Das Schwarzburg-Kreuz 2. Klasse stammte aus einem der thüringischen Fürstentümer. Die kleinen deutschen Staaten vergaben häufig eigene Kriegsauszeichnungen für den Feldzug von 1870/71. Das Fürstentum Schwarzburg-Rudolstadt und Schwarzburg-Sondershausen stifteten Ehrenkreuze für die Teilnehmer am Krieg.

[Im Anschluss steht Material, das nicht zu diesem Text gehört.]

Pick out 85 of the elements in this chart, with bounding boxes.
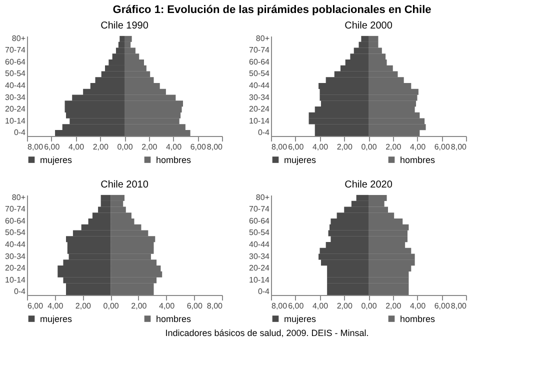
x-tick-label: 4,00 xyxy=(68,142,85,152)
y-tick-label: 20-24 xyxy=(249,264,270,273)
legend-label: hombres xyxy=(156,314,192,324)
x-tick-label: 4,00 xyxy=(410,142,426,152)
legend-label: hombres xyxy=(156,154,192,165)
chart-title: Chile 2010 xyxy=(100,179,149,190)
chart-title: Chile 1990 xyxy=(100,20,149,32)
x-tick-label: 8,00 xyxy=(450,142,468,152)
x-tick-label: 0,00 xyxy=(361,302,378,310)
y-tick-label: 60-64 xyxy=(5,57,26,66)
legend-label: mujeres xyxy=(40,154,73,165)
x-tick-label: 0,00 xyxy=(117,142,134,152)
x-tick-label: 6,00 xyxy=(434,302,450,310)
y-tick-label: 70-74 xyxy=(5,204,26,214)
x-tick-label: 2,00 xyxy=(92,142,109,152)
y-tick-label: 50-54 xyxy=(249,69,270,78)
y-tick-label: 80+ xyxy=(256,34,270,43)
x-tick-label: 6,00 xyxy=(44,142,60,152)
x-tick-label: 2,00 xyxy=(336,302,353,310)
x-tick-label: 8,00 xyxy=(450,302,468,310)
y-tick-label: 0-4 xyxy=(14,287,26,296)
y-tick-label: 10-14 xyxy=(249,275,270,284)
y-tick-label: 10-14 xyxy=(5,275,26,284)
x-tick-label: 8,00 xyxy=(272,142,288,152)
y-tick-label: 0-4 xyxy=(258,128,270,138)
x-tick-label: 0,00 xyxy=(103,302,120,310)
y-tick-label: 60-64 xyxy=(249,216,270,226)
x-tick-label: 6,00 xyxy=(434,142,450,152)
text: Indicadores básicos de salud, 2009. DEIS - Minsal. xyxy=(165,328,369,338)
x-tick-label: 4,00 xyxy=(158,302,176,310)
legend-label: mujeres xyxy=(284,154,317,165)
x-tick-label: 4,00 xyxy=(312,302,329,310)
chart-title: Chile 2000 xyxy=(344,20,393,32)
x-tick-label: 6,00 xyxy=(28,302,44,310)
y-tick-label: 40-44 xyxy=(5,240,26,249)
y-tick-label: 30-34 xyxy=(5,252,26,261)
x-tick-label: 8,00 xyxy=(206,142,224,152)
y-tick-label: 10-14 xyxy=(5,116,26,126)
y-tick-label: 0-4 xyxy=(258,287,270,296)
y-tick-label: 70-74 xyxy=(249,204,270,214)
y-tick-label: 40-44 xyxy=(5,81,26,90)
y-tick-label: 80+ xyxy=(12,192,26,202)
x-tick-label: 6,00 xyxy=(288,142,304,152)
x-tick-label: 2,00 xyxy=(131,302,148,310)
y-tick-label: 30-34 xyxy=(249,92,270,102)
y-tick-label: 30-34 xyxy=(5,92,26,102)
x-tick-label: 2,00 xyxy=(386,142,402,152)
chart-title: Chile 2020 xyxy=(344,179,393,190)
y-tick-label: 80+ xyxy=(256,192,270,202)
y-tick-label: 50-54 xyxy=(249,228,270,238)
x-tick-label: 4,00 xyxy=(48,302,64,310)
legend-label: hombres xyxy=(400,154,436,165)
y-tick-label: 40-44 xyxy=(249,81,270,90)
x-tick-label: 6,00 xyxy=(186,302,203,310)
x-tick-label: 4,00 xyxy=(166,142,182,152)
x-tick-label: 2,00 xyxy=(386,302,402,310)
legend-label: hombres xyxy=(400,314,436,324)
y-tick-label: 70-74 xyxy=(249,46,270,55)
y-tick-label: 50-54 xyxy=(5,69,26,78)
y-tick-label: 80+ xyxy=(12,34,26,43)
x-tick-label: 6,00 xyxy=(190,142,206,152)
y-tick-label: 20-24 xyxy=(5,264,26,273)
legend-label: mujeres xyxy=(284,314,317,324)
x-tick-label: 4,00 xyxy=(312,142,329,152)
x-tick-label: 8,00 xyxy=(206,302,224,310)
y-tick-label: 10-14 xyxy=(249,116,270,126)
y-tick-label: 60-64 xyxy=(5,216,26,226)
x-tick-label: 2,00 xyxy=(75,302,92,310)
x-tick-label: 0,00 xyxy=(361,142,378,152)
y-tick-label: 70-74 xyxy=(5,46,26,55)
x-tick-label: 8,00 xyxy=(28,142,44,152)
y-tick-label: 20-24 xyxy=(249,104,270,114)
x-tick-label: 2,00 xyxy=(142,142,158,152)
y-tick-label: 0-4 xyxy=(14,128,26,138)
legend-label: mujeres xyxy=(40,314,73,324)
x-tick-label: 2,00 xyxy=(336,142,353,152)
x-tick-label: 8,00 xyxy=(272,302,288,310)
x-tick-label: 6,00 xyxy=(288,302,304,310)
y-tick-label: 50-54 xyxy=(5,228,26,238)
text: Gráfico 1: Evolución de las pirámides poblacionales en Chile xyxy=(112,4,432,16)
y-tick-label: 60-64 xyxy=(249,57,270,66)
x-tick-label: 4,00 xyxy=(410,302,426,310)
y-tick-label: 20-24 xyxy=(5,104,26,114)
y-tick-label: 30-34 xyxy=(249,252,270,261)
y-tick-label: 40-44 xyxy=(249,240,270,249)
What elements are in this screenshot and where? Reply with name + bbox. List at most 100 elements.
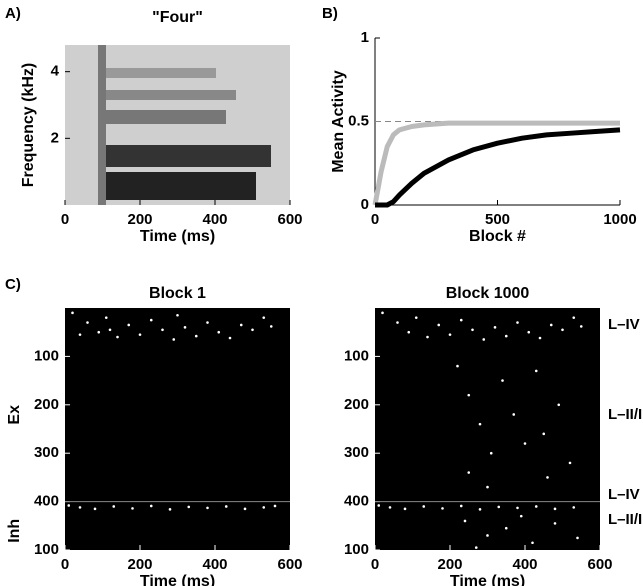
spike xyxy=(471,328,474,332)
y-tick-label: 100 xyxy=(34,347,59,364)
spike xyxy=(149,504,153,508)
spike xyxy=(523,442,527,445)
spike xyxy=(482,338,486,341)
spike xyxy=(527,330,531,334)
spike xyxy=(414,316,418,319)
spike xyxy=(262,506,266,509)
spike xyxy=(486,534,489,537)
y-tick-label: 100 xyxy=(344,347,369,364)
panel-label: C) xyxy=(5,276,21,293)
spike xyxy=(93,507,97,511)
spike xyxy=(131,507,134,510)
layer-label: L–II/III xyxy=(608,406,643,423)
spike xyxy=(568,461,572,465)
spike xyxy=(501,379,504,382)
spike xyxy=(269,325,273,328)
group-label: Ex xyxy=(6,405,23,425)
layer-label: L–IV xyxy=(608,316,640,333)
panel-label: B) xyxy=(322,5,338,22)
spike xyxy=(542,432,546,436)
spike xyxy=(519,514,523,518)
spike xyxy=(538,336,542,340)
spectrogram-band xyxy=(106,145,271,167)
spike xyxy=(474,546,478,549)
spike xyxy=(217,330,221,334)
x-tick-label: 0 xyxy=(61,211,69,228)
spike xyxy=(194,334,198,338)
x-tick-label: 400 xyxy=(512,556,537,573)
spike xyxy=(377,504,381,507)
spike xyxy=(168,508,172,511)
spike xyxy=(161,328,164,332)
spike xyxy=(437,323,441,327)
spike xyxy=(407,330,411,334)
spike xyxy=(456,364,459,368)
spectrogram-band xyxy=(106,172,256,200)
spike xyxy=(187,505,191,509)
chart-title: "Four" xyxy=(152,9,203,26)
y-tick-label: 300 xyxy=(344,444,369,461)
spike xyxy=(426,335,429,339)
spike xyxy=(67,504,71,507)
y-tick-label: 0 xyxy=(361,196,369,213)
spike xyxy=(493,326,497,329)
spike xyxy=(149,318,153,322)
y-tick-label: 300 xyxy=(34,444,59,461)
spike xyxy=(243,507,247,511)
spectrogram-band xyxy=(106,90,236,100)
spike xyxy=(86,321,89,324)
spike xyxy=(531,541,534,545)
spike xyxy=(104,316,108,319)
spike xyxy=(553,507,557,511)
spike xyxy=(71,311,74,315)
spectrogram-band xyxy=(106,110,226,124)
spike xyxy=(504,334,508,338)
line-series xyxy=(375,127,621,208)
spike xyxy=(78,333,82,336)
x-tick-label: 500 xyxy=(485,211,510,228)
plot-background xyxy=(65,308,290,550)
spike xyxy=(549,323,553,327)
spike xyxy=(579,325,583,328)
spike xyxy=(422,505,426,508)
spike xyxy=(273,504,277,508)
spike xyxy=(459,504,463,508)
y-axis-label: Frequency (kHz) xyxy=(20,63,37,187)
spike xyxy=(138,333,142,336)
spike xyxy=(97,330,101,334)
y-tick-label: 4 xyxy=(51,63,60,80)
y-tick-label: 400 xyxy=(344,493,369,510)
x-tick-label: 400 xyxy=(202,211,227,228)
spike xyxy=(112,505,116,508)
spectrogram-onset xyxy=(98,45,106,205)
y-tick-label: 200 xyxy=(34,396,59,413)
spike xyxy=(116,335,119,339)
spike xyxy=(467,393,471,397)
x-axis-label: Time (ms) xyxy=(450,573,525,586)
y-axis-label: Mean Activity xyxy=(330,70,347,173)
x-tick-label: 0 xyxy=(61,556,69,573)
x-tick-label: 1000 xyxy=(603,211,636,228)
spike xyxy=(224,505,228,508)
spike xyxy=(448,333,452,336)
spike xyxy=(441,507,444,510)
x-tick-label: 200 xyxy=(127,211,152,228)
x-tick-label: 600 xyxy=(277,211,302,228)
spike xyxy=(516,506,519,510)
spike xyxy=(467,471,471,474)
spike xyxy=(127,323,131,327)
spike xyxy=(78,506,82,509)
x-tick-label: 600 xyxy=(587,556,612,573)
spike xyxy=(172,338,176,341)
spike xyxy=(183,326,187,329)
x-tick-label: 0 xyxy=(371,556,379,573)
spike xyxy=(512,413,516,416)
x-axis-label: Block # xyxy=(469,228,526,245)
spike xyxy=(381,311,384,315)
x-tick-label: 600 xyxy=(277,556,302,573)
spike xyxy=(206,506,209,510)
y-tick-label: 2 xyxy=(51,129,59,146)
spike xyxy=(396,321,399,324)
layer-label: L–IV xyxy=(608,486,640,503)
spike xyxy=(478,422,482,426)
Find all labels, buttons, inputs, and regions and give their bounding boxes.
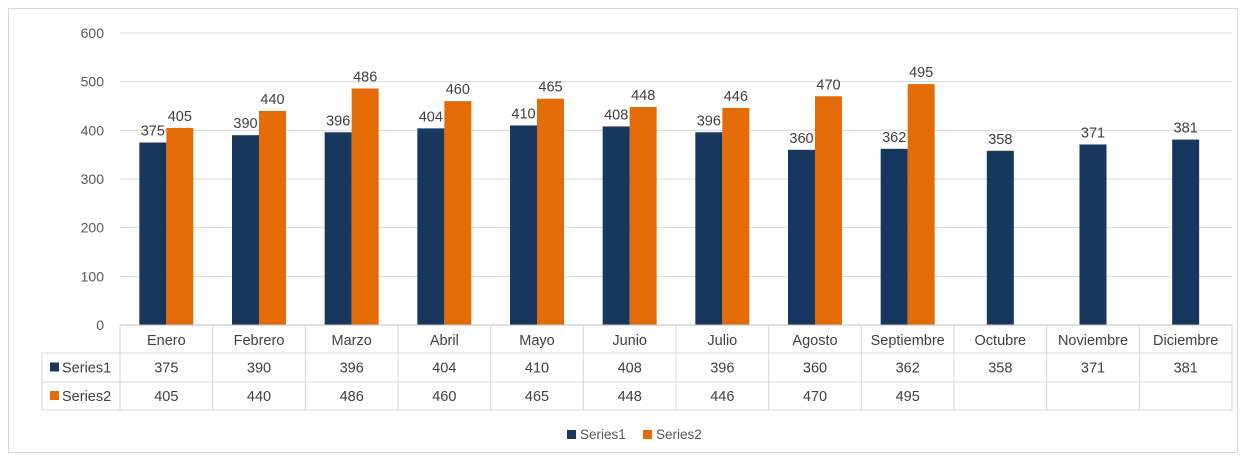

Die Schaumburg-Lippe silberne Militärverdienstmedaille 1870/71 wurde vom Fürstentum Schaumburg-Lippe gestiftet. Auch dieses kleine Fürstentum beteiligte sich am Krieg und ehrte seine Soldaten mit einer eigenen Auszeichnung. Die Vergabe von Auszeichnungen durch die deutschen Kleinstaaten war im Rahmen des Norddeutschen Bundes und später des Deutschen Kaiserreichs durchaus üblich.
Die Zusammenstellung dieser Miniaturkette erzählt die Geschichte eines Offiziers, der wahrscheinlich als junger Mann am Krieg von 1870/71 teilnahm und anschließend eine erfolgreiche militärische Karriere in Friedenszeiten fortsetzte. Die Kombination von preußischen Orden, Dienstauszeichnungen und den Auszeichnungen kleinerer deutscher Staaten war typisch für das komplexe Auszeichnungssystem des Deutschen Kaiserreichs, in dem neben Preußen auch die verbündeten Staaten ihre eigenen Orden und Medaillen vergaben. Solche Miniaturketten sind heute wichtige historische Dokumente, die Einblick in das militärische Ehrungssystem des 19. Jahrhunderts geben.